There were signs that jitters about the high-risk mortgage-backed securities had also moved to the blue-chip market, when Carlyle Group, the American private equity firm, said that it would scale down the float of a fund invested in AAA-rated home loans because of investor nervousness about the credit markets.
Cambridge Place, which was established in 2002 by the former Goldman Sachs bankers Martin Finegold and Robert Kramer, said that it would sell the assets of Caliber Global Investment, a London-listed fund, after suffering a net loss of $8.8 million in the first quarter of this year.
Caliber has about 60 per cent of its investments in the US, mostly in mortgage debts rated BBB or below. These are securitised tranches of mortgages given to people with impaired or nonexistent credit histories.
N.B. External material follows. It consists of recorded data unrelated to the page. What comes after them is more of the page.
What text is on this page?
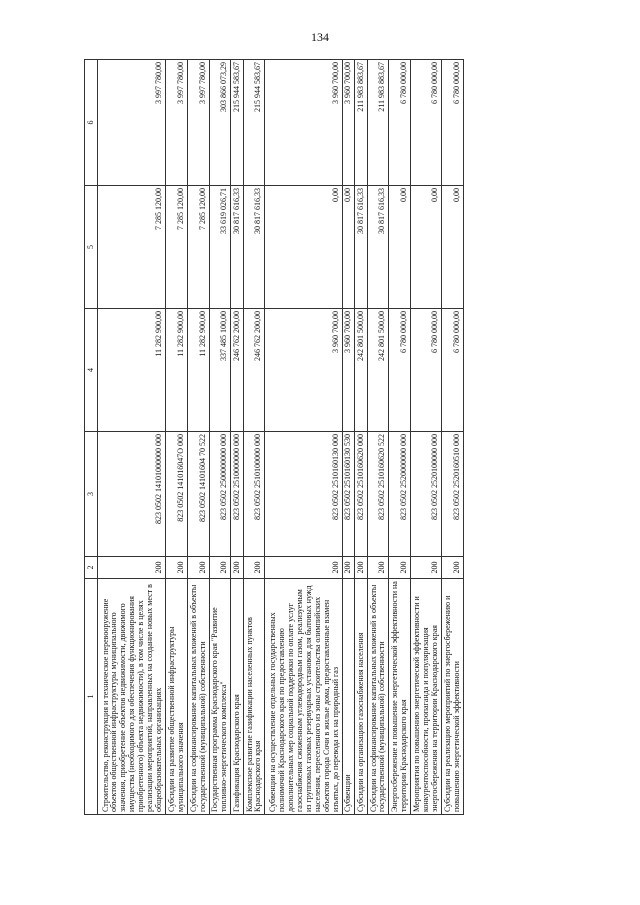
134
1	2	3	4	5	6
Строительство, реконструкция и техническое перевооружение объектов общественной инфраструктуры муниципального значения, приобретение объектов недвижимости, движимого имущества (необходимого для обеспечения функционирования приобретенного) объекта недвижимости), в том числе в целях реализации мероприятий, направленных на создание новых мест в общеобразовательных организациях	200	823 0502 14101000000 000	11 282 900,00	7 285 120,00	3 997 780,00
Субсидии на развитие общественной инфраструктуры муниципального значения	200	823 0502 141016047О 000	11 282 900,00	7 285 120,00	3 997 780,00
Субсидии на софинансирование капитальных вложений в объекты государственной (муниципальной) собственности	200	823 0502 14101604 70 522	11 282 900,00	7 285 120,00	3 997 780,00
Государственная программа Краснодарского края "Развитие топливно-энергетического комплекса"	200	823 0502 2500000000 000	337 485 100,00	33 619 026,71	303 866 073,29
Газификация Краснодарского края	200	823 0502 2510000000 000	246 762 200,00	30 817 616,33	215 944 583,67
Комплексное развитие газификации населенных пунктов Краснодарского края	200	823 0502 2510100000 000	246 762 200,00	30 817 616,33	215 944 583,67
Субвенции на осуществление отдельных государственных полномочий Краснодарского края по предоставлению дополнительных мер социальной поддержки по оплате услуг газоснабжения сжиженным углеводородным газом, реализуемым из групповых газовых резервуарных установок для бытовых нужд населения, переселенного из зоны строительства олимпийских объектов города Сочи в жилые дома, предоставленные взамен изъятых, до перевода их на природный газ	200	823 0502 2510160130 000	3 960 700,00	0,00	3 960 700,00
Субвенции	200	823 0502 2510160130 530	3 960 700,00	0,00	3 960 700,00
Субсидии на организацию газоснабжения населения	200	823 0502 2510160620 000	242 801 500,00	30 817 616,33	211 983 883,67
Субсидии на софинансирование капитальных вложений в объекты государственной (муниципальной) собственности	200	823 0502 2510160620 522	242 801 500,00	30 817 616,33	211 983 883,67
Энергосбережение и повышение энергетической эффективности на территории Краснодарского края	200	823 0502 2520000000 000	6 780 000,00	0,00	6 780 000,00
Мероприятия по повышению энергетической эффективности и конкурентоспособности, пропаганда и популяризация энергосбережения на территории Краснодарского края	200	823 0502 2520100000 000	6 780 000,00	0,00	6 780 000,00
Субсидии на реализацию мероприятий по энергосбережению и повышению энергетической эффективности	200	823 0502 2520160510 000	6 780 000,00	0,00	6 780 000,00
Defaults on sub-prime mortgages have surged in America after lenders extended mortgages to people with increasingly weak credit ratings at the end of 2006 and the beginning of 2007 on the basis that climbing house prices would allow them, if necessary, to remortgage their property to meet repayments.
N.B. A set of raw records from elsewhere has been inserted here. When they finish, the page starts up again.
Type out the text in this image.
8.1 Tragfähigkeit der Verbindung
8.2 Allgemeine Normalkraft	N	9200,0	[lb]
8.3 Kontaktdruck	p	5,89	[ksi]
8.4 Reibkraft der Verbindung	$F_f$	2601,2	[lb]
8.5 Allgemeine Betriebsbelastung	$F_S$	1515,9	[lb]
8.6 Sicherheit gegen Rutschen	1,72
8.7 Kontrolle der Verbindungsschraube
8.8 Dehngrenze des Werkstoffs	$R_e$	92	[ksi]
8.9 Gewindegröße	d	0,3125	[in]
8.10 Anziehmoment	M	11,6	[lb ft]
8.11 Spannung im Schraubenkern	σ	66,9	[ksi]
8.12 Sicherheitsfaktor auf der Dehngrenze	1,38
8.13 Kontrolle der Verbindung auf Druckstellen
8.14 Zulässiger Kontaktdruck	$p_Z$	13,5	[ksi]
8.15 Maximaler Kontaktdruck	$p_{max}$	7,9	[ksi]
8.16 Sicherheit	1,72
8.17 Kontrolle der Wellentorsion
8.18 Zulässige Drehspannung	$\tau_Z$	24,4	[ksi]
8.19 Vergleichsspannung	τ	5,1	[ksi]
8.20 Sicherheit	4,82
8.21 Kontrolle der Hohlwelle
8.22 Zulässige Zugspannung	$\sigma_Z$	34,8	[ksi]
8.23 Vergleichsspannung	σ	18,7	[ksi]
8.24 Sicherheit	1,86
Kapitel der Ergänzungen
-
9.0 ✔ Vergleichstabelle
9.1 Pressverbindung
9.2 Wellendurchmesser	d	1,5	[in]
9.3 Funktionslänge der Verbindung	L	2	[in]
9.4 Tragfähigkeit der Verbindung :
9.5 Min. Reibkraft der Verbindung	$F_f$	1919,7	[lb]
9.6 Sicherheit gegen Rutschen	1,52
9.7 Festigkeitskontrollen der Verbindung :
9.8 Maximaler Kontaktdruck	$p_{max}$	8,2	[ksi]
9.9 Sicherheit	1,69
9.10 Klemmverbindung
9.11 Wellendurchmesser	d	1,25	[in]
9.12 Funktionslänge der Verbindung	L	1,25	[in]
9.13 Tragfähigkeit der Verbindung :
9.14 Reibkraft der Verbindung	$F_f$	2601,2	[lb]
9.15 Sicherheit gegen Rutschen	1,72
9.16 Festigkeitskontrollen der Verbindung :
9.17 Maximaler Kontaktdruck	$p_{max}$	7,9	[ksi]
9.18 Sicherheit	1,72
Instead, house prices plunged, forcing the borrowers to miss mortgage payments. The losses are passed through the capital markets to the funds that bought the securities.
Caliber’s investors will meet in August to vote on the asset sale, which is expected to take about a year. Cambridge Place has four hedge funds that buy similar securities, but their performances are not thought to have been hit as hard because they have a smaller proportion of their assets in the market and bought mortgages from 2004 and 2005 tranches rather than 2006.
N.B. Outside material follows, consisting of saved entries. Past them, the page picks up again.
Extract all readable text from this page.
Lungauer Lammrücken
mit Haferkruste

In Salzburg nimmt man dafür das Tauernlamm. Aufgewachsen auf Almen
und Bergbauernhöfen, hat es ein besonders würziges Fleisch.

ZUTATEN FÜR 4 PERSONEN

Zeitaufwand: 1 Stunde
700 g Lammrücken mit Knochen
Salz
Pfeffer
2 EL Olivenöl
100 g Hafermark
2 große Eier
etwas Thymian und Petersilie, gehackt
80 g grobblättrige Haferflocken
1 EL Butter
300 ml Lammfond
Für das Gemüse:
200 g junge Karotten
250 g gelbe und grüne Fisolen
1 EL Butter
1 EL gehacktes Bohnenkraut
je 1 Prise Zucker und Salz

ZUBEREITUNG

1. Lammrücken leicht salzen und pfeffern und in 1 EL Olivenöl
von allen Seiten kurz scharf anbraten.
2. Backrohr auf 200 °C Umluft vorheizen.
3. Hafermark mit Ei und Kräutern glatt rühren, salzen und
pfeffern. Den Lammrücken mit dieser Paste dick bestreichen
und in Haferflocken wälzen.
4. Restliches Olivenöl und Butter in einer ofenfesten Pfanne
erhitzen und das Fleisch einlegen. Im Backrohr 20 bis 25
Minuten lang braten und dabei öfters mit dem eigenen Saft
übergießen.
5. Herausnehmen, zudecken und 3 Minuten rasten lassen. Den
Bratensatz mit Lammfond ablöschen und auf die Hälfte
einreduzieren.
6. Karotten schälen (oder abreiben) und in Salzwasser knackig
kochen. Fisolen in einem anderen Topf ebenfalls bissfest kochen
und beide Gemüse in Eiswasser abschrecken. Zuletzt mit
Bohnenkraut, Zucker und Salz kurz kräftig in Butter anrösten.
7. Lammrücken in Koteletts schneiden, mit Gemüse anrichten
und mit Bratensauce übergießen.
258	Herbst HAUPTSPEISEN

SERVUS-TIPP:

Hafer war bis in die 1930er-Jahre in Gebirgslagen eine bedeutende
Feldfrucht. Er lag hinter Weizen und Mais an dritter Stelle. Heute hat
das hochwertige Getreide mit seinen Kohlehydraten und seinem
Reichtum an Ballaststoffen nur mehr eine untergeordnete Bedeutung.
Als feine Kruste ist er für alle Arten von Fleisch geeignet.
Carlyle said yesterday that it would cut its fund offering on the Amsterdam exchange from $415 million to $300 million and reduce the price of the shares to $19 from the indicated range of $20 to $22. This would cause the fund float to be delayed for a week.
Meanwhile, several companies have announced plans over the past two days to scrap or postpone bond issues because of a lack of interest among investors in risky lending. Myers Industries, the plastic, rubber and metal products group, was the latest American company to withdraw a bond offering. The $350 million junk-bond issue would have helped to finance Goldman Sachs’s agreed leveraged buyout of Myers.
Catalyst Paper, the Canadian newsprint and speciality paper company, has scrapped a $200 million offering of junk bonds, citing “adverse” market conditions, and Arcelor Finance, the borrowing vehicle of the steel company being acquired by Mittal Steel, put off its plans to issue more than €1 billion (£670 million), again citing difficulties in the debt markets. In Malaysia, MISC, the shipping company, put its $750 million bond issue on hold.
Mervyn King, the Governor of the Bank of England, renewed his recent warnings that big lending institutions should be careful about their use of collateralised debt obligations, which parcel out bundles of corporate debt across markets.